Durant ma visite, j’ai pu rencontrer Kazuhide Tomonaga, l’un des prestigieux invités de la Japan Expo pour l’exposition “Animé 100”. Il a, entre autres, été animateur clé sur Lupin III, part II dans les années 1970, et directeur exclusif de la série télévisée Lupin III : L’Aventure italienne, en 2015.
Le studio Telecom Animation Film est connu pour cette série, qui met en scène le petit-fils d’Arsène Lupin, le gentleman cambrioleur créé par Maurice Leblanc. À noter qu’en France, Lupin III s’appelait jusqu’à il y a peu Edgar de la Cambriole, pour des questions de droits. Le studio travaillerait d’ailleurs actuellement sur un nouveau film, qui ferait se dérouler les aventures de Lupin III sur les terres de son illustre grand-père, en France.

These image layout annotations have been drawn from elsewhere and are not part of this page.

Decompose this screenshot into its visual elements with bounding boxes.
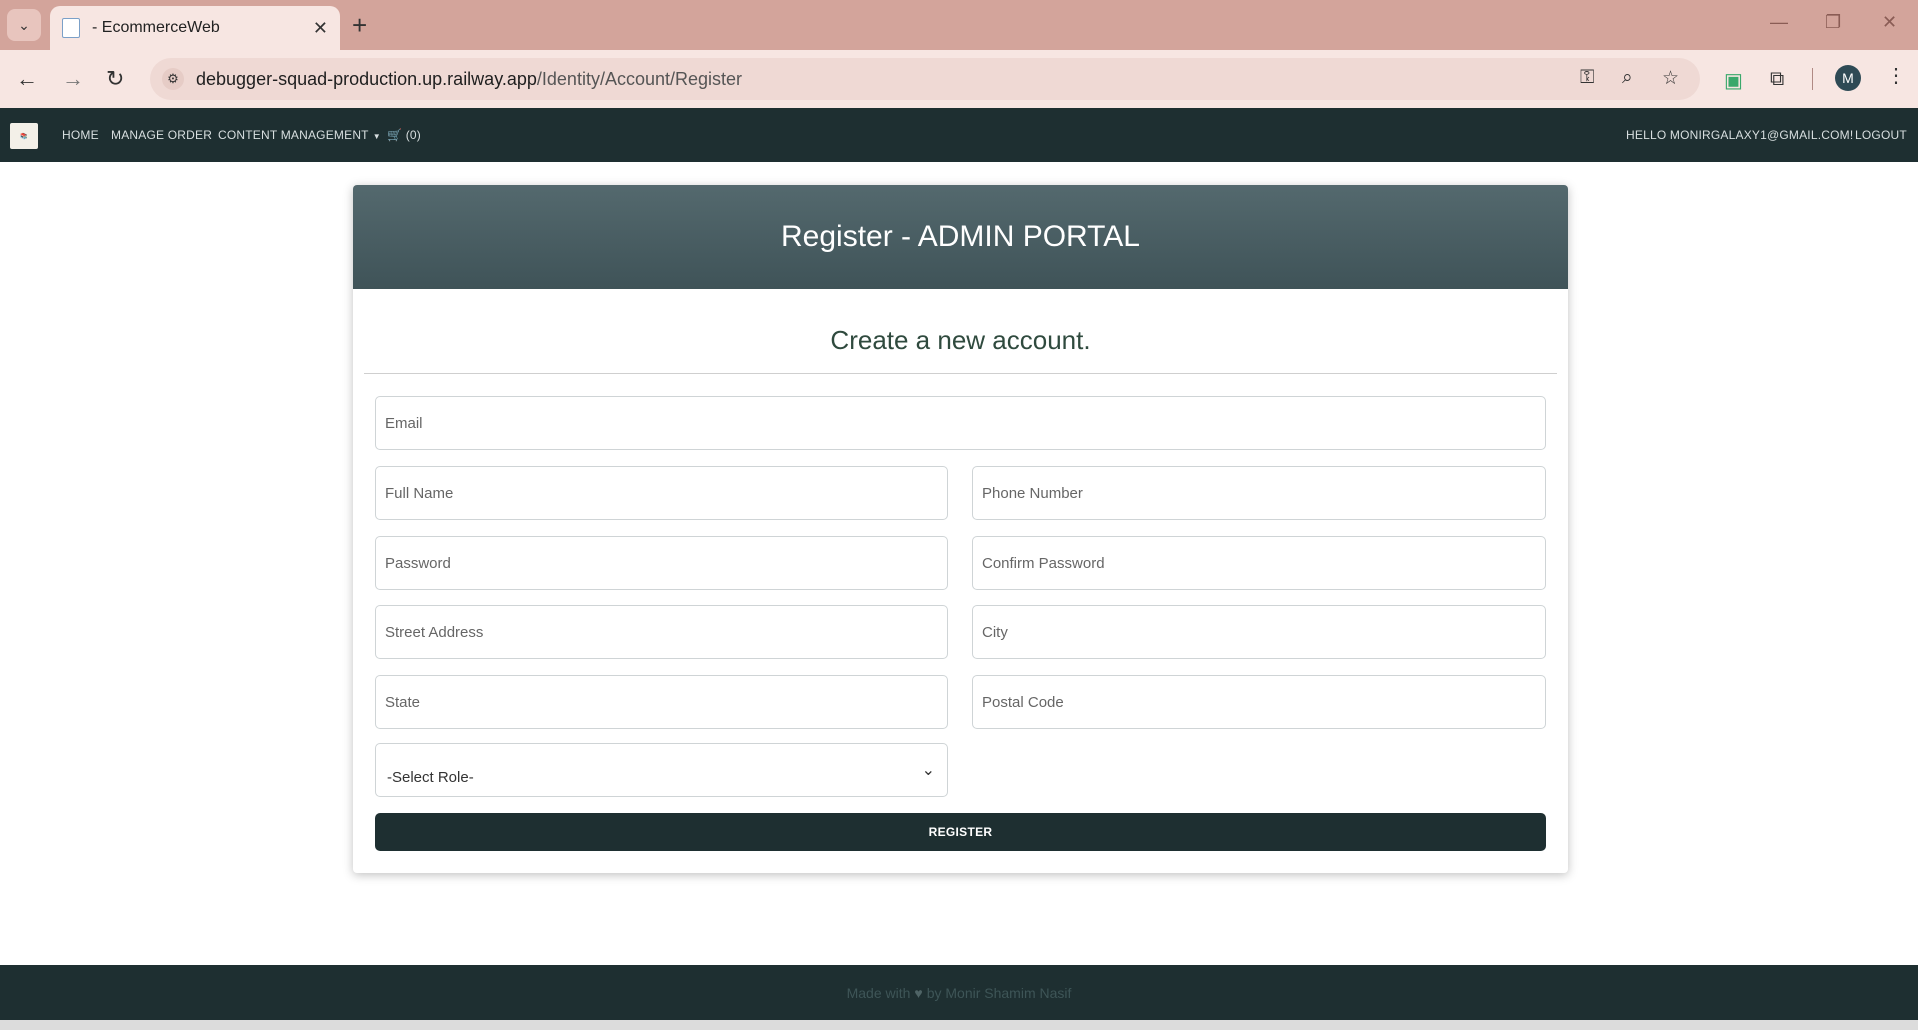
street-address-field[interactable] [375, 605, 948, 659]
divider [364, 373, 1557, 374]
street-address-input[interactable] [376, 606, 947, 658]
tab-title: - EcommerceWeb [92, 19, 220, 36]
reload-icon[interactable]: ↻ [106, 64, 124, 94]
email-input[interactable] [376, 397, 1545, 449]
window-close-icon[interactable]: ✕ [1882, 12, 1897, 33]
favicon-icon [62, 18, 80, 38]
password-input[interactable] [376, 537, 947, 589]
nav-content-management-label: CONTENT MANAGEMENT [218, 128, 369, 142]
url-text[interactable]: debugger-squad-production.up.railway.app… [196, 69, 742, 90]
cart-icon: 🛒 [387, 128, 403, 142]
back-icon[interactable]: ← [16, 64, 38, 94]
bookmark-star-icon[interactable]: ☆ [1662, 67, 1679, 90]
url-path: /Identity/Account/Register [536, 69, 743, 89]
state-field[interactable] [375, 675, 948, 729]
toolbar-divider [1812, 68, 1813, 90]
site-logo[interactable]: 📚 [10, 123, 38, 149]
form-subtitle: Create a new account. [830, 325, 1091, 355]
browser-tab-bar: ⌄ - EcommerceWeb ✕ + — ❐ ✕ [0, 0, 1918, 50]
register-card: Register - ADMIN PORTAL Create a new acc… [353, 185, 1568, 873]
close-icon[interactable]: ✕ [313, 18, 328, 39]
nav-manage-order[interactable]: MANAGE ORDER [111, 128, 212, 142]
postal-code-input[interactable] [973, 676, 1545, 728]
tab-list-icon[interactable]: ⌄ [7, 9, 41, 41]
forward-icon[interactable]: → [62, 64, 84, 94]
phone-field[interactable] [972, 466, 1546, 520]
city-input[interactable] [973, 606, 1545, 658]
full-name-field[interactable] [375, 466, 948, 520]
postal-code-field[interactable] [972, 675, 1546, 729]
app-navbar: 📚 HOME MANAGE ORDER CONTENT MANAGEMENT ▼ … [0, 108, 1918, 162]
site-info-icon[interactable]: ⚙ [162, 68, 184, 90]
address-bar[interactable]: ⚙ debugger-squad-production.up.railway.a… [150, 58, 1700, 100]
bottom-strip [0, 1020, 1918, 1030]
confirm-password-input[interactable] [973, 537, 1545, 589]
city-field[interactable] [972, 605, 1546, 659]
url-host: debugger-squad-production.up.railway.app [196, 69, 537, 89]
full-name-input[interactable] [376, 467, 947, 519]
extension-icon[interactable]: ▣ [1724, 68, 1743, 93]
phone-input[interactable] [973, 467, 1545, 519]
state-input[interactable] [376, 676, 947, 728]
role-select[interactable]: -Select Role- ⌄ [375, 743, 948, 797]
email-field[interactable] [375, 396, 1546, 450]
puzzle-icon[interactable]: ⧉ [1770, 68, 1784, 91]
nav-hello-user[interactable]: HELLO MONIRGALAXY1@GMAIL.COM! [1626, 128, 1853, 142]
nav-cart[interactable]: 🛒 (0) [387, 128, 421, 142]
browser-tab[interactable]: - EcommerceWeb ✕ [50, 6, 340, 50]
register-button[interactable]: REGISTER [375, 813, 1546, 851]
zoom-icon[interactable]: ⌕ [1622, 67, 1633, 89]
footer-made-with: Made with [846, 984, 911, 1001]
nav-logout[interactable]: LOGOUT [1855, 128, 1907, 142]
password-field[interactable] [375, 536, 948, 590]
nav-home[interactable]: HOME [62, 128, 99, 142]
password-key-icon[interactable]: ⚿ [1580, 67, 1594, 89]
cart-count: (0) [405, 128, 421, 142]
heart-icon: ♥ [914, 984, 923, 1001]
minimize-icon[interactable]: — [1770, 12, 1788, 33]
restore-icon[interactable]: ❐ [1825, 12, 1841, 33]
role-select-value: -Select Role- [387, 769, 474, 786]
confirm-password-field[interactable] [972, 536, 1546, 590]
caret-down-icon: ▼ [372, 132, 381, 141]
chevron-down-icon: ⌄ [921, 762, 935, 779]
profile-avatar[interactable]: M [1835, 65, 1861, 91]
footer-author: by Monir Shamim Nasif [926, 984, 1072, 1001]
page-footer: Made with ♥ by Monir Shamim Nasif [0, 965, 1918, 1020]
browser-toolbar: ← → ↻ ⚙ debugger-squad-production.up.rai… [0, 50, 1918, 108]
page-title: Register - ADMIN PORTAL [781, 220, 1140, 253]
card-header: Register - ADMIN PORTAL [353, 185, 1568, 289]
menu-kebab-icon[interactable]: ⋮ [1886, 63, 1906, 88]
new-tab-button[interactable]: + [352, 10, 367, 40]
nav-content-management[interactable]: CONTENT MANAGEMENT ▼ [218, 128, 381, 142]
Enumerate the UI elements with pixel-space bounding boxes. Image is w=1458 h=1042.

Cette rencontre a été l’occasion de discuter des évolutions de l’animation. Pour ce vétéran, la vraie grande révolution a été l’arrivée du digital qui a permis aux animateurs de pouvoir développer une palette d’animations plus large. Il admet cependant que l’on a un peu perdu le côté humain dans tout ça. Le celluloïd ne laissait pas le droit à l’erreur : les planches colorisées étaient photographiées les unes après les autres avant d’être mises bout à bout afin de créer l’animation. Il arrivait parfois que l’on se rende compte qu’un bout de main apparaissait sur l’une des images, et il fallait alors tout recommencer. Avec l’informatique, la question ne se pose plus, et il est désormais possible de corriger des erreurs aussi facilement que rapidement.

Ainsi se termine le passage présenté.